I never knew my brother was so cool!


*side note* there was a woman there trying to get at my brother


In front of his girlfriend...WTF?


But we were so far beyond high, it was coooooollllll!


Now off to ceramics to paint


And then...


To my fave Catfish restaurant! I love it!

Friday, January 8, 2010

Oh yeah!

So, there was recently a breakthrough with Momma on the whole me being gay thing.


We were talking about funerals

*don't ask*

And the subject of mine came up.

I said I'd have to make a will since they don't like what I want.

Her response was, "well, you'll have a partner to deal with that."

Awkward place to have the breakthrough, but I'll take...

Recently learned that my grandma is the one having the issues...

She thinks I'm confused,

Whatever that means...

She'll get it soon enough, I'll let her have her "wishful thinking" for now.

Thursday, January 7, 2010

Here we go again...

Future...

The days before me...you? us? them?

Whatever.

The days/weeks/months/years ahead

*SIDEnote:Why do we talk in such broad terms?*

are really gonna be crazy!

full load + at school, apps, decisions


and to top all that off, I have to try to do something with this credit.

b/c whatever path I end up on,
I'll need to be able to rent a place

and buy a car...those boots may be made for walking

these feet ain't! :/

New Tea?

Eh, not so much.

I did talk to The friend zone-er today.

*I must give him a name*


At any rate, things seem like they'll be cool when school starts back up...
which is in exactly a week from Yesterday!

OMG! Graduation is getting closer!

Man, this shit is scary!
I get overwhelmed by it quite often.

Wednesday, January 6, 2010

So..It's been quite a while

I hope the new year was great for you all!

My night was rather awful, even in the midst of chaotic bliss.

I went to a party, it was you typical college party: drugs, alcohol, slutty activity...the works.

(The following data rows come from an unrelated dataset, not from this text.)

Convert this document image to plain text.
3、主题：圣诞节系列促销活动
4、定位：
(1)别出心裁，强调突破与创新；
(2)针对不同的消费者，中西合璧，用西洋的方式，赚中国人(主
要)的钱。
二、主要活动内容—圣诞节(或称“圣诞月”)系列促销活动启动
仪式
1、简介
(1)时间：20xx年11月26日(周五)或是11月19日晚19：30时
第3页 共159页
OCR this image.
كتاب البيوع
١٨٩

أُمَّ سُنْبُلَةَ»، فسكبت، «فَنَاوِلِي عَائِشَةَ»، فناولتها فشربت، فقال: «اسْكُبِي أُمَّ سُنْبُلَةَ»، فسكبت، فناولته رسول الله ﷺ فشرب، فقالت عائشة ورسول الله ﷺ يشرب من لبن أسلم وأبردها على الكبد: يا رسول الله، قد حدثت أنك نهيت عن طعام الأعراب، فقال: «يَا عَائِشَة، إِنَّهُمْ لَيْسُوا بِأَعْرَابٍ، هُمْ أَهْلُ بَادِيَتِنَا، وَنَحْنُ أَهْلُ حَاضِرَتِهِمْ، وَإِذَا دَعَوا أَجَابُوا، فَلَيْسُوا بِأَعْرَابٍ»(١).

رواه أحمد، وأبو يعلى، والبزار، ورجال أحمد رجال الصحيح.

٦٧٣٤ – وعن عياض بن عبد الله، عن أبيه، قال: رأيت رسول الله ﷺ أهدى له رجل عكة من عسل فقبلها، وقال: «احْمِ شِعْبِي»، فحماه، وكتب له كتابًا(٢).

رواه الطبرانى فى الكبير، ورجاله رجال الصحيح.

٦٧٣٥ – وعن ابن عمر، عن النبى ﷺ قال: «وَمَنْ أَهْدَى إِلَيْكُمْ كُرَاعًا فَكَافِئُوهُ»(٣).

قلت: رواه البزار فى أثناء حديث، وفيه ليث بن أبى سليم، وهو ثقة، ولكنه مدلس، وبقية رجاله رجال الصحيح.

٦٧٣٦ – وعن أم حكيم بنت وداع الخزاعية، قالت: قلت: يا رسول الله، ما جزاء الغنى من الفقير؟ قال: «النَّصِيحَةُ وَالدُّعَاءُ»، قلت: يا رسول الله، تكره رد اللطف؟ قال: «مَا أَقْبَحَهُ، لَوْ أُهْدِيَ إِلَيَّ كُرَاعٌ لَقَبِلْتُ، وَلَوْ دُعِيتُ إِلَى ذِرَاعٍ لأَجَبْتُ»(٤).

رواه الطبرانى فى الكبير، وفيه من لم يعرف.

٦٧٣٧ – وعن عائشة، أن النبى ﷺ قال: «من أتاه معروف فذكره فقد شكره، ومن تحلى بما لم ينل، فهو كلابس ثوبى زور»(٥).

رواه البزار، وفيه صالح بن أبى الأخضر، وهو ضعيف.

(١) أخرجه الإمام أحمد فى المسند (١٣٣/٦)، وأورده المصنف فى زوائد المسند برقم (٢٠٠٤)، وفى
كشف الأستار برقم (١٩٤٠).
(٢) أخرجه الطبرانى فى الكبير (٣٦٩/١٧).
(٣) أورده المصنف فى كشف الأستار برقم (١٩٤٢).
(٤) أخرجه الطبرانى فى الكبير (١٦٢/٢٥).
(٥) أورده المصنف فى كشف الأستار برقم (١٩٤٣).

I had a good time, but I do have some regrets about that night. I spent about nine (9) hours chatting with a guy on BBM (Blackberry Messenger). now the convo and everything was great! I learned a lot more about him than i already knew, and it only made me more interested in him. Well, after a few drinks, I spilled all of my tea to him. I'm so mad at myself! I don't even remember what he said, but I do knwo that it ended up with me being in the friend zone. I mean it would be different if he was straight and I had misread the signs. and to make it worse, he gave me the dreaded, "Why didn't you ask earlier?" This had me damn near in tears (drunken tears, but tears nonetheless). So now I feel like I ave missed a great chance. I even begged for a chance to prove I was worth it after the friend zoning...I. Am. SSSOOOO. EMBARRASSED!

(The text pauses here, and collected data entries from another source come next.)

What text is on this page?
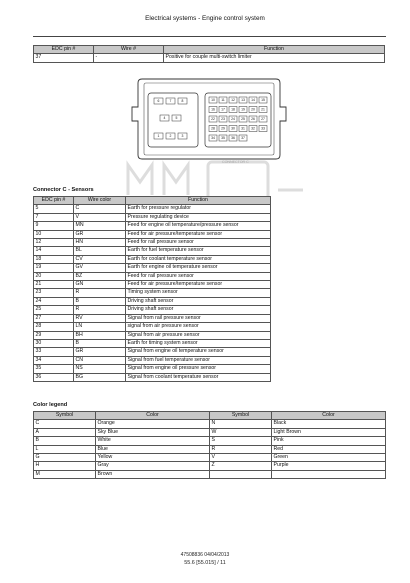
Electrical systems - Engine control system
EDC pin #	Wire #	Function
37	-	Positive for couple multi-switch limiter
6	7	8
4	5
1	2	3
10 11 12 13 14 15
16 17 18 19 20 21
22 23 24 25 26 27
28 29 30 31 32 33
34 35 36 37
CONNECTOR C
Connector C - Sensors
EDC pin #	Wire color	Function
5	C	Earth for pressure regulator
7	V	Pressure regulating device
9	MN	Feed for engine oil temperature/pressure sensor
10	GR	Feed for air pressure/temperature sensor
12	HN	Feed for rail pressure sensor
14	BL	Earth for fuel temperature sensor
18	CV	Earth for coolant temperature sensor
19	GV	Earth for engine oil temperature sensor
20	BZ	Feed for rail pressure sensor
21	GN	Feed for air pressure/temperature sensor
23	R	Timing system sensor
24	B	Driving shaft sensor
25	R	Driving shaft sensor
27	RV	Signal from rail pressure sensor
28	LN	signal from air pressure sensor
29	BH	Signal from air pressure sensor
30	B	Earth for timing system sensor
33	GR	Signal from engine oil temperature sensor
34	CN	Signal from fuel temperature sensor
35	NS	Signal from engine oil pressure sensor
36	BG	Signal from coolant temperature sensor
Color legend
Symbol	Color	Symbol	Color
C	Orange	N	Black
A	Sky Blue	W	Light Brown
B	White	S	Pink
L	Blue	R	Red
G	Yellow	V	Green
H	Gray	Z	Purple
M	Brown		
47508836 04/04/2013
55.6 [55.015] / 11
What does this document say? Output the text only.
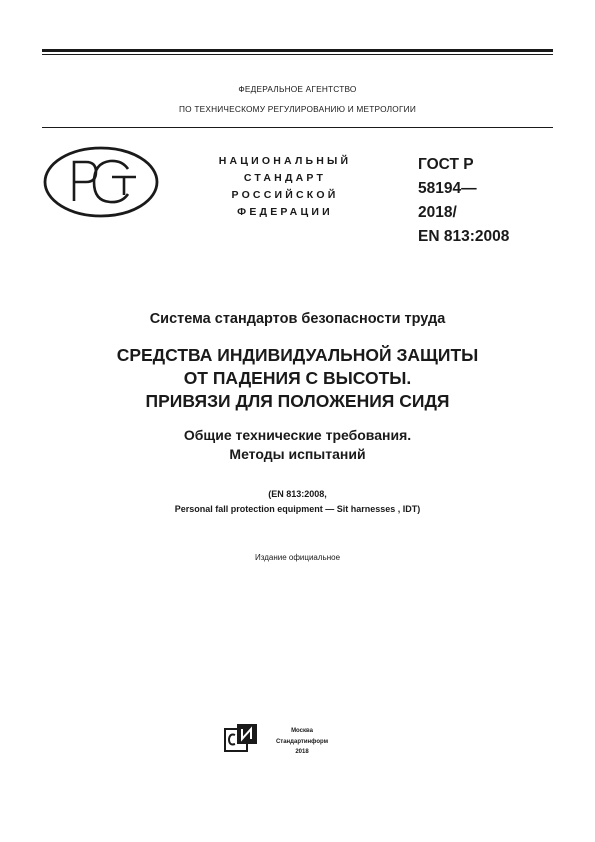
ФЕДЕРАЛЬНОЕ АГЕНТСТВО
ПО ТЕХНИЧЕСКОМУ РЕГУЛИРОВАНИЮ И МЕТРОЛОГИИ
НАЦИОНАЛЬНЫЙ
СТАНДАРТ
РОССИЙСКОЙ
ФЕДЕРАЦИИ
ГОСТ Р
58194—
2018/
EN 813:2008
Система стандартов безопасности труда
СРЕДСТВА ИНДИВИДУАЛЬНОЙ ЗАЩИТЫ
ОТ ПАДЕНИЯ С ВЫСОТЫ.
ПРИВЯЗИ ДЛЯ ПОЛОЖЕНИЯ СИДЯ
Общие технические требования.
Методы испытаний
(EN 813:2008,
Personal fall protection equipment — Sit harnesses , IDT)
Издание официальное
Москва
Стандартинформ
2018
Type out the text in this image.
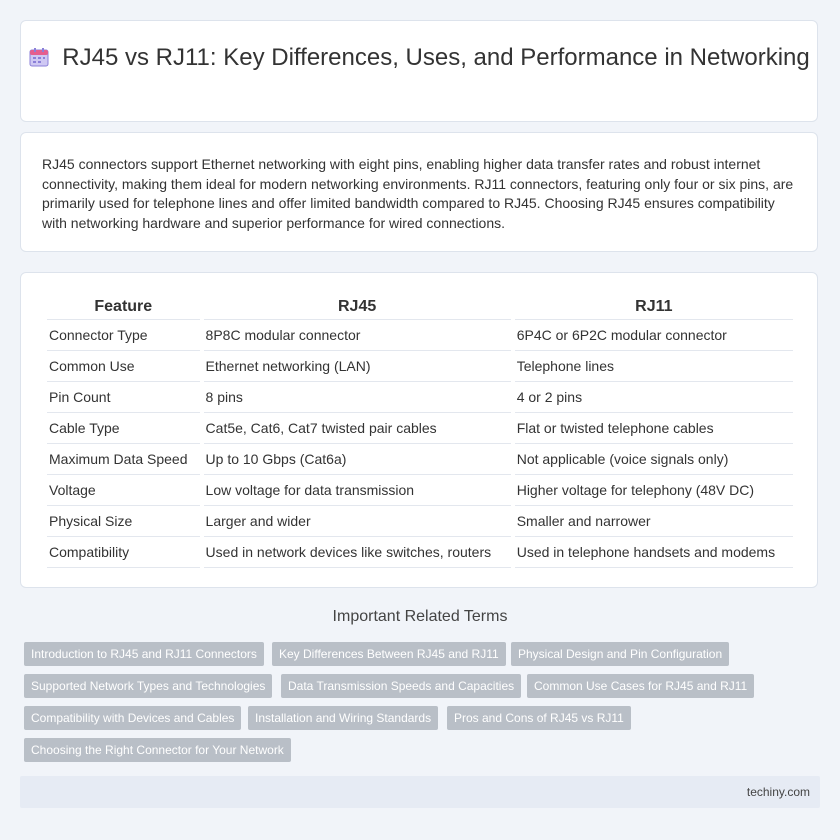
RJ45 vs RJ11: Key Differences, Uses, and Performance in Networking

RJ45 connectors support Ethernet networking with eight pins, enabling higher data transfer rates and robust internet connectivity, making them ideal for modern networking environments. RJ11 connectors, featuring only four or six pins, are primarily used for telephone lines and offer limited bandwidth compared to RJ45. Choosing RJ45 ensures compatibility with networking hardware and superior performance for wired connections.

Feature	RJ45	RJ11
Connector Type	8P8C modular connector	6P4C or 6P2C modular connector
Common Use	Ethernet networking (LAN)	Telephone lines
Pin Count	8 pins	4 or 2 pins
Cable Type	Cat5e, Cat6, Cat7 twisted pair cables	Flat or twisted telephone cables
Maximum Data Speed	Up to 10 Gbps (Cat6a)	Not applicable (voice signals only)
Voltage	Low voltage for data transmission	Higher voltage for telephony (48V DC)
Physical Size	Larger and wider	Smaller and narrower
Compatibility	Used in network devices like switches, routers	Used in telephone handsets and modems
Important Related Terms
Introduction to RJ45 and RJ11 Connectors	Key Differences Between RJ45 and RJ11	Physical Design and Pin Configuration
Supported Network Types and Technologies	Data Transmission Speeds and Capacities	Common Use Cases for RJ45 and RJ11
Compatibility with Devices and Cables	Installation and Wiring Standards	Pros and Cons of RJ45 vs RJ11
Choosing the Right Connector for Your Network
techiny.com
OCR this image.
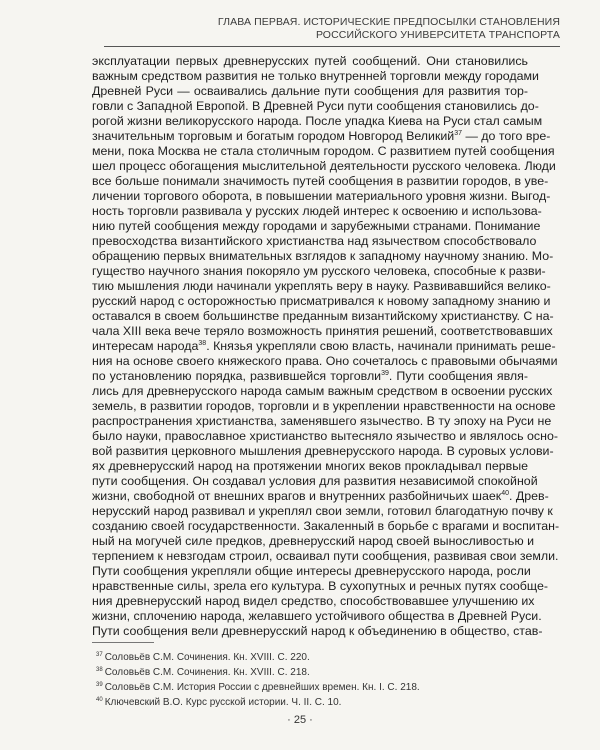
ГЛАВА ПЕРВАЯ. ИСТОРИЧЕСКИЕ ПРЕДПОСЫЛКИ СТАНОВЛЕНИЯ
РОССИЙСКОГО УНИВЕРСИТЕТА ТРАНСПОРТА
эксплуатации первых древнерусских путей сообщений. Они становились
важным средством развития не только внутренней торговли между городами
Древней Руси — осваивались дальние пути сообщения для развития тор-
говли с Западной Европой. В Древней Руси пути сообщения становились до-
рогой жизни великорусского народа. После упадка Киева на Руси стал самым
значительным торговым и богатым городом Новгород Великий$^{37}$ — до того вре-
мени, пока Москва не стала столичным городом. С развитием путей сообщения
шел процесс обогащения мыслительной деятельности русского человека. Люди
все больше понимали значимость путей сообщения в развитии городов, в уве-
личении торгового оборота, в повышении материального уровня жизни. Выгод-
ность торговли развивала у русских людей интерес к освоению и использова-
нию путей сообщения между городами и зарубежными странами. Понимание
превосходства византийского христианства над язычеством способствовало
обращению первых внимательных взглядов к западному научному знанию. Мо-
гущество научного знания покоряло ум русского человека, способные к разви-
тию мышления люди начинали укреплять веру в науку. Развивавшийся велико-
русский народ с осторожностью присматривался к новому западному знанию и
оставался в своем большинстве преданным византийскому христианству. С на-
чала XIII века вече теряло возможность принятия решений, соответствовавших
интересам народа$^{38}$. Князья укрепляли свою власть, начинали принимать реше-
ния на основе своего княжеского права. Оно сочеталось с правовыми обычаями
по установлению порядка, развившейся торговли$^{39}$. Пути сообщения явля-
лись для древнерусского народа самым важным средством в освоении русских
земель, в развитии городов, торговли и в укреплении нравственности на основе
распространения христианства, заменявшего язычество. В ту эпоху на Руси не
было науки, православное христианство вытесняло язычество и являлось осно-
вой развития церковного мышления древнерусского народа. В суровых услови-
ях древнерусский народ на протяжении многих веков прокладывал первые
пути сообщения. Он создавал условия для развития независимой спокойной
жизни, свободной от внешних врагов и внутренних разбойничьих шаек$^{40}$. Древ-
нерусский народ развивал и укреплял свои земли, готовил благодатную почву к
созданию своей государственности. Закаленный в борьбе с врагами и воспитан-
ный на могучей силе предков, древнерусский народ своей выносливостью и
терпением к невзгодам строил, осваивал пути сообщения, развивая свои земли.
Пути сообщения укрепляли общие интересы древнерусского народа, росли
нравственные силы, зрела его культура. В сухопутных и речных путях сообще-
ния древнерусский народ видел средство, способствовавшее улучшению их
жизни, сплочению народа, желавшего устойчивого общества в Древней Руси.
Пути сообщения вели древнерусский народ к объединению в общество, став-
$^{37}$ Соловьёв С.М. Сочинения. Кн. XVIII. С. 220.
$^{38}$ Соловьёв С.М. Сочинения. Кн. XVIII. С. 218.
$^{39}$ Соловьёв С.М. История России с древнейших времен. Кн. I. С. 218.
$^{40}$ Ключевский В.О. Курс русской истории. Ч. II. С. 10.
· 25 ·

But whatever, I guess this was bound to happen eventually. I'm just glad I have such sypportive friends! they helped me to back off the ledge that, if I had jumped, would've led me to trying to act like being gay was "just a phase" and going on to be miserable and in the closet yet, again. But they really helped me to see it for what it was, an impossibility. I'm gay, and I have to come to terms with that. And I have to be able to love myself, if I ever expect anyone else to be able to love me!